Because a Zuul job would be able to open a connection to the metadata server and retrieve information, operators will need to ensure that no sensitive data are provided to the executors via the metadata service, and that it is not provided with any IAM profiles which should not be available to jobs.
The executor keeps SSH keys outside of the bubblewrap environment and uses an SSH agent to provide them to Ansible. The same is not true for WinRM credentials which are supplied as files that must be mounted within the environment. Operators may be relying on the file access controls in custom plugins to avoid leaking the WinRM credentials to end-users.
To remedy this, operators may switch to supplying the WinRM credentials only to trusted playbooks, and then running a pre-run playbook in a base job to create temporary WinRM credentials (similar to the build ssh keys that zuul-jobs uses) for use by later playbooks. The playbook would set the hostvars for the affected hosts to use the new paths of the temporary certificates.

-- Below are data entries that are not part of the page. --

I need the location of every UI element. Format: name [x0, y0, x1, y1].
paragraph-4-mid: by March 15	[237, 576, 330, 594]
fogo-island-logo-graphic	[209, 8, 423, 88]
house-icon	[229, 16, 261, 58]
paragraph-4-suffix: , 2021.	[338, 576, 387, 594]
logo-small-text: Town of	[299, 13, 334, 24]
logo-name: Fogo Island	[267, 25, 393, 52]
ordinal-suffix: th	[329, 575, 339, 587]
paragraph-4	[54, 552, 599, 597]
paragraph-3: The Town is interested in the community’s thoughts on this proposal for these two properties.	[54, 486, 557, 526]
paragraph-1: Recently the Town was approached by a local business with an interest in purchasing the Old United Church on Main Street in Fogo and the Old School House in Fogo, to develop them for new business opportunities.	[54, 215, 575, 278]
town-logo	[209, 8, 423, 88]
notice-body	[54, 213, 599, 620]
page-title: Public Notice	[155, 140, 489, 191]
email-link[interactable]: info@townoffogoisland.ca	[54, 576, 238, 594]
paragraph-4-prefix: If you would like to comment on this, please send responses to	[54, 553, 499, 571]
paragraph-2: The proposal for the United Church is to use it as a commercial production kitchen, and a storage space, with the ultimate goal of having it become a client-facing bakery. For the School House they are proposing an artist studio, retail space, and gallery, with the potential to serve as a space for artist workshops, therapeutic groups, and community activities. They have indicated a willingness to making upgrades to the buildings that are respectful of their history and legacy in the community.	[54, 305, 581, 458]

(A further improvement to this would be to add a new feature to Zuul to provide the initial WinRM certificate as a secret so that only the base job playbook would have access to it, not any other trusted playbooks. This is not strictly necessary for parity with the current system though, and is out of scope of this spec.)
Because of the “best-effort” nature of Zuul’s custom plugins, many of the preceding avenues of attack may already be present today. Several previous vulnerabilities in Zuul have related to the ability to bypass these measures and we have relied entirely on bubblewrap to contain the fallout. Removing the restricted environment does remove a layer from our defense in depth, but that layer may not be very effective in the first place.